Als uw beeld van Mauritius, zoals dat van velen, er een is van een groot strand en een blauwe lagune, zorg er dan voor dat u de zuidkust ziet voordat u vertrekt.
Er wordt gezegd dat Mauritius een vertegenwoordiging is van de wereld op één eiland; een feit dat wordt opgeroepen als we het hebben over de multi-etnische bevolking, afkomstig uit Azië, Europa en Afrika. Dezelfde opmerking kan worden gemaakt over het landschap. Wij vinden dus op de oostkust de perfecte illustratie van het tropische eiland met koraalzand, terwijl de mangrovekreken in het noordoosten en zuidoosten doen denken aan Afrikaanse of Aziatische kustlandschappen, terwijl de westkust, buiten het dorp Black River – nu bedekt met beton – de Afrikaanse savanne oproept.
De basaltrotsen van de zuidkust doen denken aan die van Cornwall, of zelfs van Bretagne, het land van herkomst van de eerste vaste of langdurige kolonisten. Dit is ongetwijfeld een van de redenen waarom men tijdens een wandeling langs deze kliffen niet kan nalaten naar het oneindige blauw te staren, in een onbewuste zoektocht naar onwaarschijnlijke verre landen en verre tijden. Daar ademen we het verleden, of liever de lucht van een geleende tijd, die hopelijk zal worden.
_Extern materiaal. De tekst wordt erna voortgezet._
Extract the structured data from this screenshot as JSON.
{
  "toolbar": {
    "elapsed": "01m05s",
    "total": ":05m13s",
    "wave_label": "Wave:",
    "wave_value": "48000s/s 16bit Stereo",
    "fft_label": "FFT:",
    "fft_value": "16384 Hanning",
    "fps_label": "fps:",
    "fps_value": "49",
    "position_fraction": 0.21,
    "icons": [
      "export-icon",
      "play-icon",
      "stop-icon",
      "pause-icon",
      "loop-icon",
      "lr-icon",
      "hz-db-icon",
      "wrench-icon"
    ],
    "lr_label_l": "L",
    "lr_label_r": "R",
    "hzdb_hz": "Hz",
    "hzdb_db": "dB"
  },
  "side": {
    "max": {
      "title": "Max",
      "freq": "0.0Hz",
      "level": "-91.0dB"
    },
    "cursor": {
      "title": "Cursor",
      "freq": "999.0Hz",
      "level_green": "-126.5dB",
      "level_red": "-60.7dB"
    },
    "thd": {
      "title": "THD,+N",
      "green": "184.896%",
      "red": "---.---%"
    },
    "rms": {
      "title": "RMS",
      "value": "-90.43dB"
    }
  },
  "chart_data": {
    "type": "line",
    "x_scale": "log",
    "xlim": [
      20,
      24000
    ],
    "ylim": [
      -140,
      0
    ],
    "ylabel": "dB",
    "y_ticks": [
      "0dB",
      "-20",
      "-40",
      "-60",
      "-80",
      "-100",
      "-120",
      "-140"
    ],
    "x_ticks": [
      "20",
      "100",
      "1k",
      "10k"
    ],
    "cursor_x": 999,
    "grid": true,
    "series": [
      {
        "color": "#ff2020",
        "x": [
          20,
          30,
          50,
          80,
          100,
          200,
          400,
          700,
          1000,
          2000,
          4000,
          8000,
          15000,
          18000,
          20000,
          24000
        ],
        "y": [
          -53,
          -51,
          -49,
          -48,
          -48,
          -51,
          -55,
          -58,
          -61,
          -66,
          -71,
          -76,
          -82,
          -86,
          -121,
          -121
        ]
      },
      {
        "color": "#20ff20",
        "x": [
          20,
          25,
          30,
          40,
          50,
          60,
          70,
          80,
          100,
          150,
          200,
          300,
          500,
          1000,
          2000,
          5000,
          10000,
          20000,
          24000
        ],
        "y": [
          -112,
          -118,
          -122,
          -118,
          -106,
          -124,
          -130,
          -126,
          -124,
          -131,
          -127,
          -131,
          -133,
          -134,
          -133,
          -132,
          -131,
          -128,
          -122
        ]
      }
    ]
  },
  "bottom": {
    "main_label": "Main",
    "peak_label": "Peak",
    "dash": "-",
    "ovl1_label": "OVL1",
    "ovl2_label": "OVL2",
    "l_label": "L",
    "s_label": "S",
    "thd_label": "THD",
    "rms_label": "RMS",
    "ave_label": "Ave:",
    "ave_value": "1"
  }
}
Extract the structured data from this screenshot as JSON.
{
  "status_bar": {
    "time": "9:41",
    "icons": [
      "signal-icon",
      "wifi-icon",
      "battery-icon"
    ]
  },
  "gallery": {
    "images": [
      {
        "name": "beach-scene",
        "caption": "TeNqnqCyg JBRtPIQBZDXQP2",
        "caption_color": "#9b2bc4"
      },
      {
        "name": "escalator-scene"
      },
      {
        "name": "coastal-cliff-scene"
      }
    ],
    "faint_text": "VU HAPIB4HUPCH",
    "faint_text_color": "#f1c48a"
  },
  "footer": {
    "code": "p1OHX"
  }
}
Toch is het landschap als geheel gevarieerd en elk deel, van het zuidoosten tot het zuidwesten, verdient een speciale vermelding.
Het oude karakter van de zuidkust is al voelbaar vanaf het eerste strand, bij de westelijke oever van het Blue Bay Marine Park. De naam ‘La Cambuse’ zet de toon; een scheepsterm voor de voedsel- en wijnopslagplaatsen aan boord van de oude schepen.
Een strand met een wild karakter, waar de zee soms ongetemd is, terwijl het heerlijk zwemmen is in helder water. Een korte wandeling brengt u naar een andere baai voordat u aankomt bij het strand van “Le Bouchon”; een ander pittoresk plekje dat zeer gewaardeerd wordt door de lokale bevolking, maar buiten het weekend niet erg populair is.
Deze korte wandeling zou onvolledig zijn zonder het verrassende landschap aan de westkant van de dijk te ontdekken.
De toegang tot dit deel is niet voor de hand liggend, bij eb is het mogelijk om over de inham te lopen van een precies punt naar een ander. Bij vloed is het bijna zwemmen; vandaar de aanbeveling om licht te gaan voor deze wandeling, of anders met een waterdichte tas. Een andere – langere – doorgang langs de muur van het pand daar is mogelijk. Deze minder bekende doorgang biedt niettemin de mogelijkheid om een ongewoon landschap te ontdekken van mangrove moerassen, graspaden en kleine kanalen met helder zeewater, die uitnodigen tot zwemmen. Vervolgens kan men het pad nemen dat langs de zee loopt en de rotsachtige oevers die geleidelijk oplopen tot kliffen en van waaruit prachtige uitzichten op de open zee ontstaan.
Na 5 km de “Pont Naturel” en 2 km verder de site van “Le Souffleur”. Hoe lonend is de laatste halve kilometer wanneer het strand van Savinia en het natuurlijke zwembad zich openbaren.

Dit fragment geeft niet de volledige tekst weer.